Para manter seu peso em uma faixa saudável, concentre-se em fazer pequenas mudanças em seus hábitos alimentares e de exercício como:

  • Reduzir calorias e gorduras.
  • Seja fisicamente ativo e exerça a maioria dos dias da semana.
  • Grave calorias extras tomando as escadas em vez de um elevador ou caminhar até a loja em vez de dirigir.
  • Coma um café da manhã saudável todos os dias.
  • Substitua o suco e o refrigerante por água infundida com frutas frescas.

3. Mantenha-se ativo

Ser ativo é uma ótima maneira de se manter saudável em geral, além de reduzir seu risco de desenvolver diabetes tipo 2 nos próximos anos.

O exercício regular ajuda seu corpo a ser mais sensível à insulina, o que, por sua vez, ajuda seu corpo a usar a glicose de forma mais eficaz e a administrar seus níveis de açúcar no sangue .

Um estudo de 2016 publicado no BMJ informa que as pessoas que são moderadamente fisicamente ativas por 150 minutos por semana têm um risco 26 por cento menor de desenvolver diabetes tipo 2 do que aqueles que estão inativos. O maior nível de atividade física está associado a uma redução de risco ainda maior.

Um estudo de 2016 publicado no World Journal of Diabetes destaca a eficácia da caminhada na prevenção da diabetes tipo 2 e redução do risco de eventos cardiovasculares e / ou mortalidade.

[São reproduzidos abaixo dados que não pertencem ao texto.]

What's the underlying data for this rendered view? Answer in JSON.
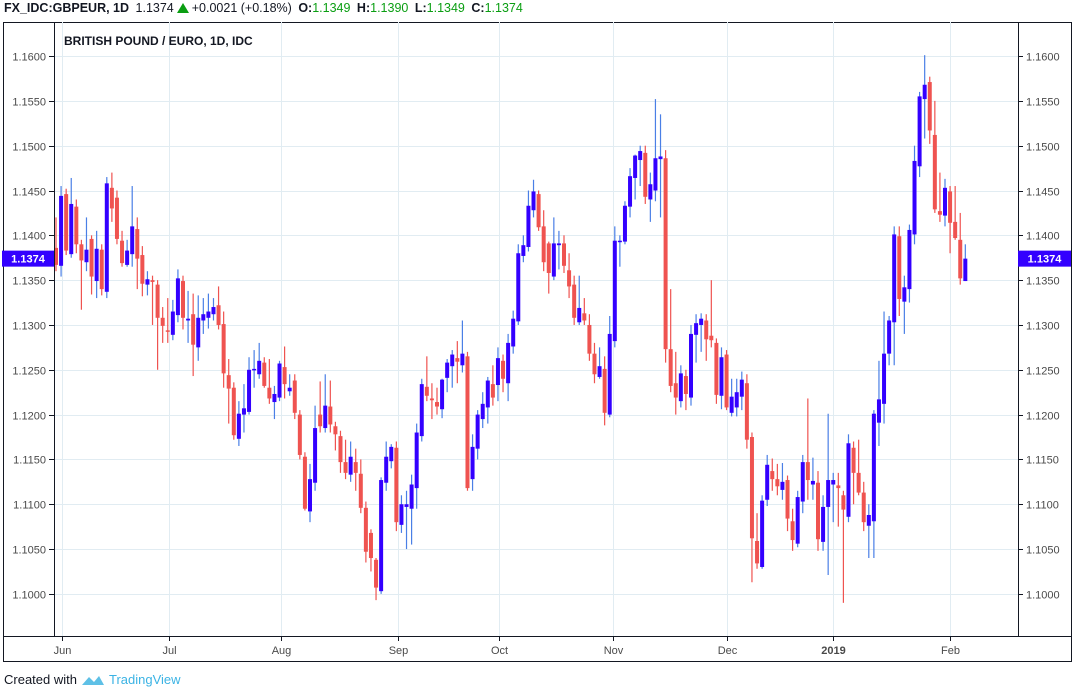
{
  "header": {
    "symbol": "FX_IDC:GBPEUR, 1D",
    "last": "1.1374",
    "change": "+0.0021 (+0.18%)",
    "o_label": "O:",
    "o_value": "1.1349",
    "h_label": "H:",
    "h_value": "1.1390",
    "l_label": "L:",
    "l_value": "1.1349",
    "c_label": "C:",
    "c_value": "1.1374",
    "direction_icon": "triangle-up-icon"
  },
  "footer": {
    "created_with": "Created with",
    "brand": "TradingView"
  },
  "colors": {
    "up_body": "#3300ff",
    "up_wick": "#4a7fe6",
    "down": "#ef5350",
    "grid": "#e1ecf2",
    "price_label_bg": "#3300ff"
  },
  "chart_data": {
    "type": "candlestick",
    "title": "BRITISH POUND / EURO, 1D, IDC",
    "ylim": [
      1.0953,
      1.1638
    ],
    "y_ticks": [
      "1.1000",
      "1.1050",
      "1.1100",
      "1.1150",
      "1.1200",
      "1.1250",
      "1.1300",
      "1.1350",
      "1.1400",
      "1.1450",
      "1.1500",
      "1.1550",
      "1.1600"
    ],
    "x_ticks": [
      {
        "label": "Jun",
        "index": 1.2,
        "bold": false
      },
      {
        "label": "Jul",
        "index": 22.2,
        "bold": false
      },
      {
        "label": "Aug",
        "index": 44.3,
        "bold": false
      },
      {
        "label": "Sep",
        "index": 67.3,
        "bold": false
      },
      {
        "label": "Oct",
        "index": 87.2,
        "bold": false
      },
      {
        "label": "Nov",
        "index": 109.6,
        "bold": false
      },
      {
        "label": "Dec",
        "index": 132.1,
        "bold": false
      },
      {
        "label": "2019",
        "index": 152.9,
        "bold": true
      },
      {
        "label": "Feb",
        "index": 176,
        "bold": false
      }
    ],
    "last_price": 1.1374,
    "last_price_label": "1.1374",
    "grid": true,
    "ohlc": [
      [
        1.1386,
        1.142,
        1.136,
        1.1367
      ],
      [
        1.1366,
        1.1455,
        1.1354,
        1.1444
      ],
      [
        1.1446,
        1.1452,
        1.1378,
        1.1383
      ],
      [
        1.1379,
        1.1464,
        1.1375,
        1.1435
      ],
      [
        1.1432,
        1.144,
        1.138,
        1.139
      ],
      [
        1.139,
        1.1395,
        1.1317,
        1.1372
      ],
      [
        1.137,
        1.142,
        1.136,
        1.1384
      ],
      [
        1.1396,
        1.14,
        1.1334,
        1.1354
      ],
      [
        1.1349,
        1.1405,
        1.133,
        1.1385
      ],
      [
        1.1384,
        1.139,
        1.1333,
        1.134
      ],
      [
        1.1337,
        1.1465,
        1.133,
        1.1458
      ],
      [
        1.1453,
        1.147,
        1.1415,
        1.143
      ],
      [
        1.1442,
        1.145,
        1.139,
        1.1396
      ],
      [
        1.1394,
        1.1405,
        1.1365,
        1.1369
      ],
      [
        1.1367,
        1.1395,
        1.1365,
        1.1383
      ],
      [
        1.1379,
        1.1455,
        1.1365,
        1.141
      ],
      [
        1.1407,
        1.142,
        1.134,
        1.1374
      ],
      [
        1.1378,
        1.1388,
        1.1332,
        1.1346
      ],
      [
        1.1345,
        1.136,
        1.1333,
        1.1351
      ],
      [
        1.135,
        1.1355,
        1.13,
        1.1348
      ],
      [
        1.1345,
        1.135,
        1.125,
        1.1308
      ],
      [
        1.1308,
        1.132,
        1.128,
        1.1299
      ],
      [
        1.1294,
        1.133,
        1.128,
        1.1293
      ],
      [
        1.1289,
        1.1328,
        1.1283,
        1.1315
      ],
      [
        1.1311,
        1.1362,
        1.1303,
        1.1352
      ],
      [
        1.1349,
        1.1355,
        1.1295,
        1.1308
      ],
      [
        1.1305,
        1.1338,
        1.128,
        1.1307
      ],
      [
        1.1312,
        1.1335,
        1.1243,
        1.1278
      ],
      [
        1.1275,
        1.1333,
        1.126,
        1.1308
      ],
      [
        1.1305,
        1.133,
        1.129,
        1.1312
      ],
      [
        1.1308,
        1.1335,
        1.1296,
        1.1315
      ],
      [
        1.1312,
        1.133,
        1.1305,
        1.132
      ],
      [
        1.1322,
        1.1343,
        1.1295,
        1.13
      ],
      [
        1.1301,
        1.1315,
        1.123,
        1.1246
      ],
      [
        1.1244,
        1.1262,
        1.119,
        1.1229
      ],
      [
        1.123,
        1.1236,
        1.1172,
        1.1177
      ],
      [
        1.1173,
        1.1215,
        1.1165,
        1.1201
      ],
      [
        1.12,
        1.1234,
        1.118,
        1.1207
      ],
      [
        1.1203,
        1.1264,
        1.12,
        1.125
      ],
      [
        1.125,
        1.1272,
        1.123,
        1.1251
      ],
      [
        1.1245,
        1.128,
        1.124,
        1.126
      ],
      [
        1.1258,
        1.1264,
        1.123,
        1.1232
      ],
      [
        1.123,
        1.1262,
        1.1212,
        1.1218
      ],
      [
        1.1214,
        1.1232,
        1.1195,
        1.1223
      ],
      [
        1.1219,
        1.126,
        1.1215,
        1.1257
      ],
      [
        1.1253,
        1.1276,
        1.1218,
        1.1234
      ],
      [
        1.1226,
        1.1245,
        1.1221,
        1.123
      ],
      [
        1.1238,
        1.1245,
        1.1195,
        1.1202
      ],
      [
        1.12,
        1.1205,
        1.115,
        1.1155
      ],
      [
        1.1153,
        1.1158,
        1.1093,
        1.1095
      ],
      [
        1.1092,
        1.1145,
        1.108,
        1.1128
      ],
      [
        1.1124,
        1.121,
        1.1115,
        1.1185
      ],
      [
        1.12,
        1.1237,
        1.118,
        1.1187
      ],
      [
        1.1185,
        1.1245,
        1.118,
        1.121
      ],
      [
        1.1209,
        1.1238,
        1.118,
        1.1189
      ],
      [
        1.1187,
        1.1192,
        1.116,
        1.1178
      ],
      [
        1.1176,
        1.1182,
        1.1135,
        1.1147
      ],
      [
        1.1147,
        1.1172,
        1.1128,
        1.1135
      ],
      [
        1.1133,
        1.117,
        1.1125,
        1.1153
      ],
      [
        1.1147,
        1.1162,
        1.1115,
        1.1135
      ],
      [
        1.1134,
        1.115,
        1.109,
        1.1096
      ],
      [
        1.1096,
        1.1103,
        1.1035,
        1.1047
      ],
      [
        1.1068,
        1.1072,
        1.1025,
        1.104
      ],
      [
        1.1038,
        1.104,
        1.0993,
        1.1007
      ],
      [
        1.1003,
        1.113,
        1.1,
        1.1127
      ],
      [
        1.1124,
        1.117,
        1.1115,
        1.1153
      ],
      [
        1.1148,
        1.1167,
        1.114,
        1.1164
      ],
      [
        1.1163,
        1.117,
        1.107,
        1.108
      ],
      [
        1.1077,
        1.111,
        1.1068,
        1.11
      ],
      [
        1.1097,
        1.1115,
        1.105,
        1.11
      ],
      [
        1.1095,
        1.1133,
        1.1055,
        1.1122
      ],
      [
        1.1118,
        1.119,
        1.1095,
        1.118
      ],
      [
        1.1176,
        1.124,
        1.117,
        1.1234
      ],
      [
        1.1231,
        1.1265,
        1.1215,
        1.1221
      ],
      [
        1.1218,
        1.1235,
        1.1195,
        1.1216
      ],
      [
        1.1214,
        1.123,
        1.12,
        1.1209
      ],
      [
        1.1206,
        1.124,
        1.1196,
        1.1239
      ],
      [
        1.1241,
        1.1262,
        1.1225,
        1.1258
      ],
      [
        1.1254,
        1.1272,
        1.123,
        1.1267
      ],
      [
        1.1263,
        1.1282,
        1.1235,
        1.1259
      ],
      [
        1.1255,
        1.1305,
        1.1247,
        1.1268
      ],
      [
        1.1265,
        1.127,
        1.1115,
        1.1118
      ],
      [
        1.1128,
        1.1178,
        1.1115,
        1.1164
      ],
      [
        1.1162,
        1.1205,
        1.115,
        1.12
      ],
      [
        1.1195,
        1.1225,
        1.1185,
        1.1212
      ],
      [
        1.1208,
        1.1242,
        1.119,
        1.1238
      ],
      [
        1.1234,
        1.1255,
        1.121,
        1.1219
      ],
      [
        1.1233,
        1.1275,
        1.1215,
        1.1263
      ],
      [
        1.126,
        1.1267,
        1.1225,
        1.124
      ],
      [
        1.1235,
        1.129,
        1.1215,
        1.128
      ],
      [
        1.1276,
        1.1316,
        1.1268,
        1.1307
      ],
      [
        1.1304,
        1.139,
        1.13,
        1.138
      ],
      [
        1.1377,
        1.14,
        1.137,
        1.1389
      ],
      [
        1.1387,
        1.145,
        1.1382,
        1.1433
      ],
      [
        1.1428,
        1.1462,
        1.142,
        1.1449
      ],
      [
        1.1446,
        1.145,
        1.1405,
        1.1409
      ],
      [
        1.141,
        1.1428,
        1.136,
        1.137
      ],
      [
        1.1391,
        1.1393,
        1.1335,
        1.1358
      ],
      [
        1.1354,
        1.142,
        1.135,
        1.1391
      ],
      [
        1.1389,
        1.1405,
        1.1362,
        1.1391
      ],
      [
        1.1391,
        1.14,
        1.1358,
        1.1366
      ],
      [
        1.1361,
        1.138,
        1.133,
        1.1343
      ],
      [
        1.1345,
        1.1355,
        1.13,
        1.1308
      ],
      [
        1.1303,
        1.1355,
        1.13,
        1.1319
      ],
      [
        1.1313,
        1.133,
        1.13,
        1.1305
      ],
      [
        1.13,
        1.1312,
        1.126,
        1.1268
      ],
      [
        1.1268,
        1.128,
        1.1235,
        1.1245
      ],
      [
        1.1242,
        1.1275,
        1.124,
        1.1254
      ],
      [
        1.1251,
        1.1265,
        1.1188,
        1.1202
      ],
      [
        1.12,
        1.131,
        1.1197,
        1.129
      ],
      [
        1.1282,
        1.141,
        1.1275,
        1.1394
      ],
      [
        1.1393,
        1.14,
        1.1365,
        1.1394
      ],
      [
        1.1393,
        1.1438,
        1.139,
        1.1433
      ],
      [
        1.1432,
        1.1475,
        1.142,
        1.1466
      ],
      [
        1.1464,
        1.149,
        1.144,
        1.1489
      ],
      [
        1.1484,
        1.15,
        1.1455,
        1.1494
      ],
      [
        1.1492,
        1.15,
        1.1435,
        1.1443
      ],
      [
        1.144,
        1.147,
        1.1415,
        1.1457
      ],
      [
        1.145,
        1.1552,
        1.1438,
        1.1486
      ],
      [
        1.1485,
        1.1535,
        1.142,
        1.1488
      ],
      [
        1.1486,
        1.1495,
        1.1258,
        1.1273
      ],
      [
        1.1273,
        1.134,
        1.1225,
        1.1232
      ],
      [
        1.1235,
        1.127,
        1.12,
        1.1219
      ],
      [
        1.1215,
        1.1255,
        1.1208,
        1.1246
      ],
      [
        1.1243,
        1.125,
        1.1205,
        1.1223
      ],
      [
        1.1219,
        1.13,
        1.121,
        1.129
      ],
      [
        1.1289,
        1.1312,
        1.1258,
        1.1302
      ],
      [
        1.13,
        1.1313,
        1.127,
        1.1307
      ],
      [
        1.1305,
        1.1312,
        1.126,
        1.1284
      ],
      [
        1.1288,
        1.135,
        1.1275,
        1.1283
      ],
      [
        1.128,
        1.1285,
        1.1212,
        1.1222
      ],
      [
        1.1221,
        1.1275,
        1.1206,
        1.1264
      ],
      [
        1.1267,
        1.1272,
        1.1205,
        1.1208
      ],
      [
        1.1202,
        1.124,
        1.1198,
        1.122
      ],
      [
        1.1208,
        1.124,
        1.1198,
        1.1225
      ],
      [
        1.122,
        1.1248,
        1.1205,
        1.1239
      ],
      [
        1.1235,
        1.1245,
        1.1162,
        1.1172
      ],
      [
        1.1175,
        1.118,
        1.1013,
        1.1062
      ],
      [
        1.1059,
        1.109,
        1.1028,
        1.1034
      ],
      [
        1.103,
        1.111,
        1.1028,
        1.1104
      ],
      [
        1.1105,
        1.1155,
        1.1098,
        1.1144
      ],
      [
        1.1137,
        1.1151,
        1.1115,
        1.1128
      ],
      [
        1.1128,
        1.1145,
        1.111,
        1.112
      ],
      [
        1.1116,
        1.1146,
        1.1105,
        1.1125
      ],
      [
        1.1127,
        1.1132,
        1.107,
        1.1084
      ],
      [
        1.1081,
        1.1095,
        1.1048,
        1.106
      ],
      [
        1.1056,
        1.1115,
        1.1052,
        1.1108
      ],
      [
        1.1103,
        1.1155,
        1.109,
        1.1147
      ],
      [
        1.1147,
        1.1218,
        1.1105,
        1.1127
      ],
      [
        1.1122,
        1.1152,
        1.1105,
        1.1126
      ],
      [
        1.1124,
        1.1137,
        1.1048,
        1.1061
      ],
      [
        1.1058,
        1.111,
        1.1048,
        1.1097
      ],
      [
        1.1097,
        1.1201,
        1.1021,
        1.1127
      ],
      [
        1.1122,
        1.1135,
        1.108,
        1.1127
      ],
      [
        1.1121,
        1.1135,
        1.1075,
        1.1118
      ],
      [
        1.111,
        1.1115,
        1.099,
        1.1094
      ],
      [
        1.1086,
        1.1178,
        1.108,
        1.1168
      ],
      [
        1.1163,
        1.117,
        1.11,
        1.1135
      ],
      [
        1.1135,
        1.1172,
        1.111,
        1.1113
      ],
      [
        1.1113,
        1.1125,
        1.107,
        1.108
      ],
      [
        1.1076,
        1.11,
        1.104,
        1.1088
      ],
      [
        1.1081,
        1.1205,
        1.104,
        1.1201
      ],
      [
        1.1191,
        1.126,
        1.1165,
        1.1217
      ],
      [
        1.1212,
        1.1315,
        1.119,
        1.1268
      ],
      [
        1.1268,
        1.131,
        1.1255,
        1.1305
      ],
      [
        1.1303,
        1.141,
        1.1255,
        1.1401
      ],
      [
        1.1399,
        1.141,
        1.131,
        1.1329
      ],
      [
        1.1326,
        1.1355,
        1.129,
        1.1342
      ],
      [
        1.134,
        1.1412,
        1.1325,
        1.1406
      ],
      [
        1.1401,
        1.15,
        1.139,
        1.1483
      ],
      [
        1.1477,
        1.156,
        1.1465,
        1.1555
      ],
      [
        1.1552,
        1.1601,
        1.1508,
        1.1568
      ],
      [
        1.1571,
        1.1577,
        1.1502,
        1.1517
      ],
      [
        1.1512,
        1.155,
        1.1425,
        1.1429
      ],
      [
        1.1427,
        1.147,
        1.1415,
        1.1423
      ],
      [
        1.1422,
        1.1463,
        1.141,
        1.1453
      ],
      [
        1.1449,
        1.1455,
        1.138,
        1.1414
      ],
      [
        1.1415,
        1.1455,
        1.1395,
        1.1397
      ],
      [
        1.1395,
        1.1425,
        1.1345,
        1.1352
      ],
      [
        1.1349,
        1.139,
        1.1349,
        1.1374
      ]
    ]
  }
}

O exercício regular também ajuda a manter o peso corporal, outro fator de risco para a diabetes. Também reduz o risco de complicações se você já possui diabetes.

  • Mesmo se você nunca exerceu antes, você pode encontrar maneiras de adicionar atividade física ao seu dia. Na verdade, comece com a caminhada, um bom exercício para pessoas com maior risco de desenvolver diabetes tipo 2.
  • Esforce-se para obter pelo menos 30 minutos de atividade física de intensidade moderada 5 dias por semana.

4. Parar de fumar

Aqueles que fumam são mais propensos a ter diabete. Além disso, quanto mais cigarros você fuma, maior será o risco.

O fumo ativo pode causar resistência à insulina, um precursor da diabetes. Também deteriora o metabolismo da glicose, o que pode levar ao início da diabetes tipo 2.

Um estudo de 2007 publicado no European Journal of Cardiovascular Prevention and Rehabilitation encontrou que o tabagismo era um fator de risco independente e modificável para diabetes. A cessação precoce do tabagismo pode diminuir o risco para os não fumantes no longo prazo.

Outro estudo publicado em 2014 no Diabetes Care informa que o tabagismo pode ser considerado como um fator de risco modificável para a diabetes tipo 2 e a cessação do tabagismo deve ser encorajada para a prevenção do diabetes.

Além disso, um estudo de 2015 publicado no PLOS ONE sugere que o tabagismo esteja associado a um risco aumentado de diabetes tipo 2, que pode diminuir para o nível de uma pessoa que nunca fumou após 10 anos de cessação do tabagismo.

Fumar também aumenta o risco de doença cardíaca , doença renal, úlceras nas pernas ou amputação causada por um fluxo sangüíneo fraco, doença ocular e dano nervoso (neuropatia periférica).